Chambers was a Communist spy in the US who, realising the true nature of the Soviet Union, became a key witness in the House UnAmerican Activities Committee’s investigation into Communist infiltration. Chambers named a senior State Department official, Alger Hiss, as a member of the Communist Party. Hiss then sued Chambers for libel, forcing him to reveal evidence that Hiss had been a spy and leading to Hiss’s conviction for perjury.
The relevance of the case today lies in what happened afterwards. For decades, Hiss’s innocence became an idée fixe among left-liberals. The notion that Hiss was innocent and the victim of a witch-hunt was almost impossible to shift. Even when the Soviet intelligence archives were opened up and proved that Hiss had indeed been a spy, there were — are — still those who maintained that he was the victim, not the culprit.
The Hiss case is a classic example of the psychology that leads to people holding to an idea so firmly in their mind that, even when it is destroyed by the evidence of reality, they refuse to accept it.

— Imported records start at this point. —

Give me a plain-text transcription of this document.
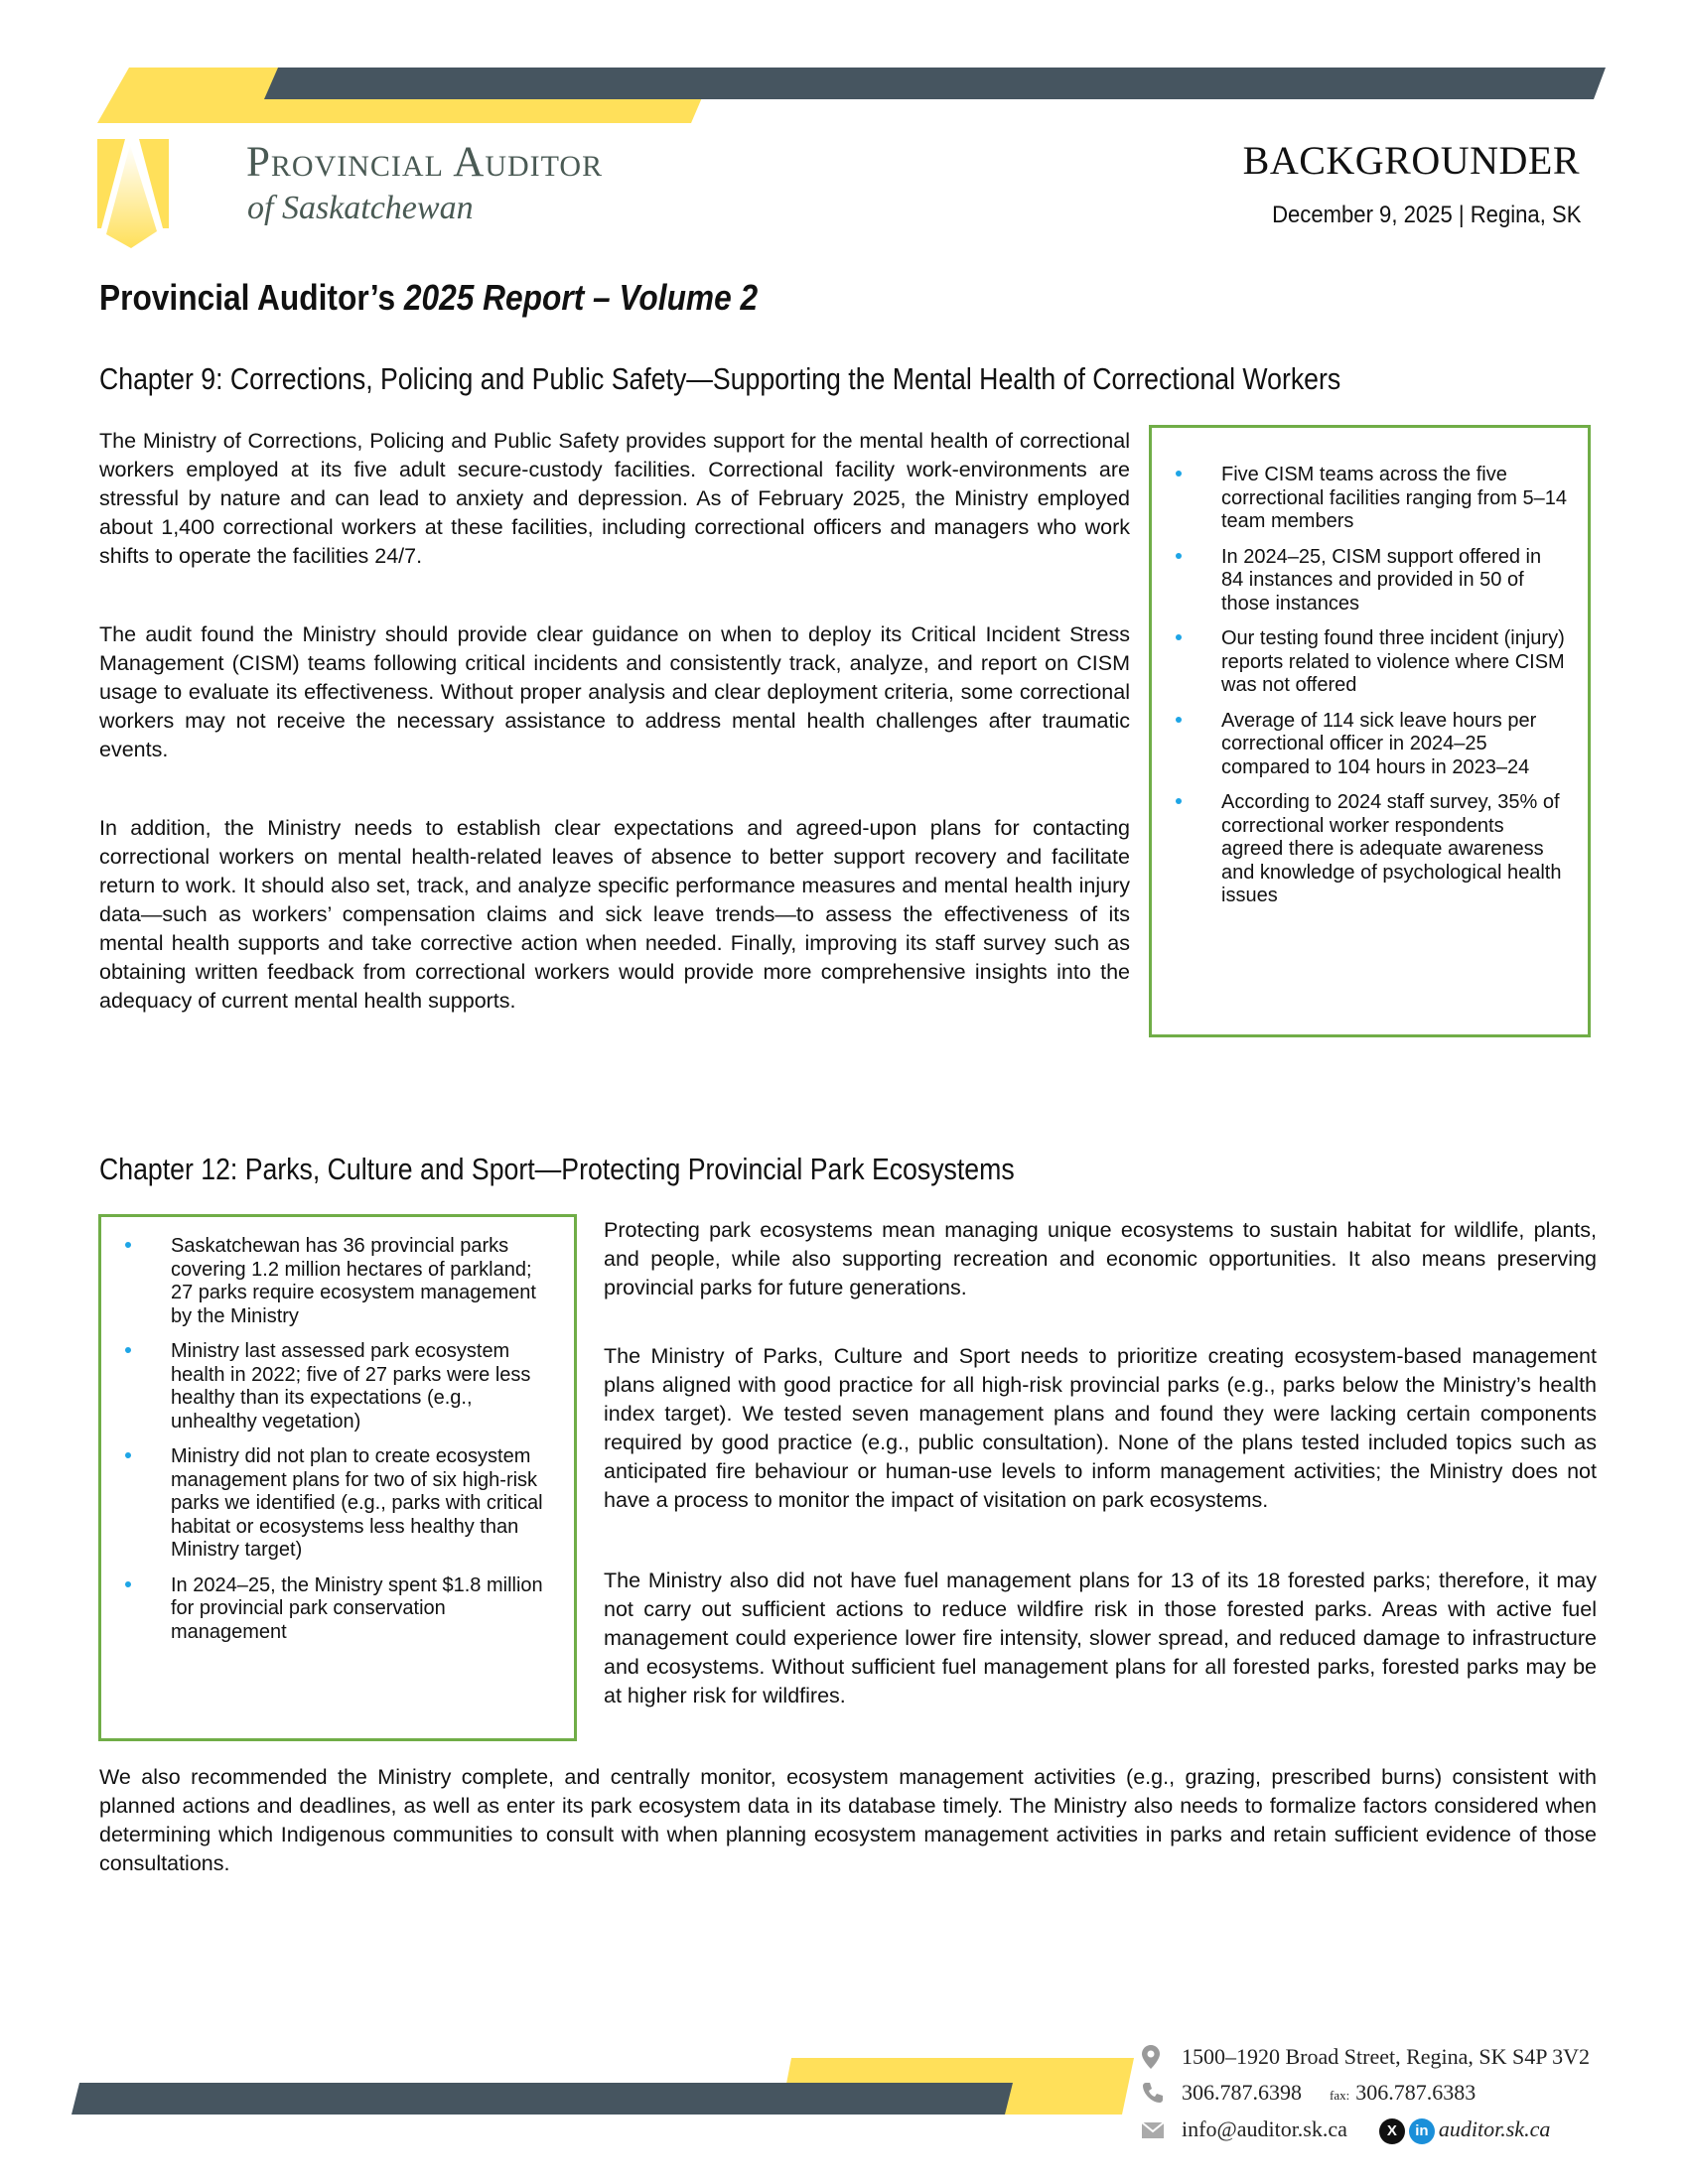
Provincial Auditor
of Saskatchewan
BACKGROUNDER
December 9, 2025 | Regina, SK
Provincial Auditor’s 2025 Report – Volume 2
Chapter 9: Corrections, Policing and Public Safety—Supporting the Mental Health of Correctional Workers

The Ministry of Corrections, Policing and Public Safety provides support for the mental health of correctional workers employed at its five adult secure-custody facilities. Correctional facility work-environments are stressful by nature and can lead to anxiety and depression. As of February 2025, the Ministry employed about 1,400 correctional workers at these facilities, including correctional officers and managers who work shifts to operate the facilities 24/7.

The audit found the Ministry should provide clear guidance on when to deploy its Critical Incident Stress Management (CISM) teams following critical incidents and consistently track, analyze, and report on CISM usage to evaluate its effectiveness. Without proper analysis and clear deployment criteria, some correctional workers may not receive the necessary assistance to address mental health challenges after traumatic events.

In addition, the Ministry needs to establish clear expectations and agreed-upon plans for contacting correctional workers on mental health-related leaves of absence to better support recovery and facilitate return to work. It should also set, track, and analyze specific performance measures and mental health injury data—such as workers’ compensation claims and sick leave trends—to assess the effectiveness of its mental health supports and take corrective action when needed. Finally, improving its staff survey such as obtaining written feedback from correctional workers would provide more comprehensive insights into the adequacy of current mental health supports.

Five CISM teams across the five correctional facilities ranging from 5–14 team members
In 2024–25, CISM support offered in 84 instances and provided in 50 of those instances
Our testing found three incident (injury) reports related to violence where CISM was not offered
Average of 114 sick leave hours per correctional officer in 2024–25 compared to 104 hours in 2023–24
According to 2024 staff survey, 35% of correctional worker respondents agreed there is adequate awareness and knowledge of psychological health issues
Chapter 12: Parks, Culture and Sport—Protecting Provincial Park Ecosystems
Saskatchewan has 36 provincial parks covering 1.2 million hectares of parkland; 27 parks require ecosystem management by the Ministry
Ministry last assessed park ecosystem health in 2022; five of 27 parks were less healthy than its expectations (e.g., unhealthy vegetation)
Ministry did not plan to create ecosystem management plans for two of six high-risk parks we identified (e.g., parks with critical habitat or ecosystems less healthy than Ministry target)
In 2024–25, the Ministry spent $1.8 million for provincial park conservation management

Protecting park ecosystems mean managing unique ecosystems to sustain habitat for wildlife, plants, and people, while also supporting recreation and economic opportunities. It also means preserving provincial parks for future generations.

The Ministry of Parks, Culture and Sport needs to prioritize creating ecosystem-based management plans aligned with good practice for all high-risk provincial parks (e.g., parks below the Ministry’s health index target). We tested seven management plans and found they were lacking certain components required by good practice (e.g., public consultation). None of the plans tested included topics such as anticipated fire behaviour or human-use levels to inform management activities; the Ministry does not have a process to monitor the impact of visitation on park ecosystems.

The Ministry also did not have fuel management plans for 13 of its 18 forested parks; therefore, it may not carry out sufficient actions to reduce wildfire risk in those forested parks. Areas with active fuel management could experience lower fire intensity, slower spread, and reduced damage to infrastructure and ecosystems. Without sufficient fuel management plans for all forested parks, forested parks may be at higher risk for wildfires.

We also recommended the Ministry complete, and centrally monitor, ecosystem management activities (e.g., grazing, prescribed burns) consistent with planned actions and deadlines, as well as enter its park ecosystem data in its database timely. The Ministry also needs to formalize factors considered when determining which Indigenous communities to consult with when planning ecosystem management activities in parks and retain sufficient evidence of those consultations.

1500–1920 Broad Street, Regina, SK S4P 3V2
306.787.6398 fax: 306.787.6383
info@auditor.sk.ca	X in auditor.sk.ca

Take those who argue that the threat of Islamist terrorism is somehow exaggerated. The evidence of such terror, and the real threats of the terrorists, are simply ignored as if they did not exist because they do not fit in with the worldview of “US bad, antiUS good”. The denial of the threat posed by an Iranian nuclear bomb is in a similar vein. Existing Iranian terror, and the words of President Ahmadinejad, are simply brushed aside. If the West is always the guilty party then his words and deeds do not fit.
George Santayana famously said: “Those who cannot remember the past are condemned to repeat it.” The lesson from the Hiss case is that evidence only persuades those who are willing to be persuaded by evidence.
— Tomasz Schafernaker, a BBC weatherman, has had to apologise after referring, in a broadcast, to the Western Isles as “Nowheresville”. For goodness’ sake, it is Nowheresville. Its population (22,000) is a third smaller than an average gate at Bramall Lane. It is at the far end of the country. Why should its residents be offended by a perfectly accurate description?
— I got engaged a fortnight ago. Everything my married friends told me about being engaged has proved accurate. But no one told me the most immediate impact: almost every day has involved at least one celebratory meal or drink and it is impossible not to put on weight.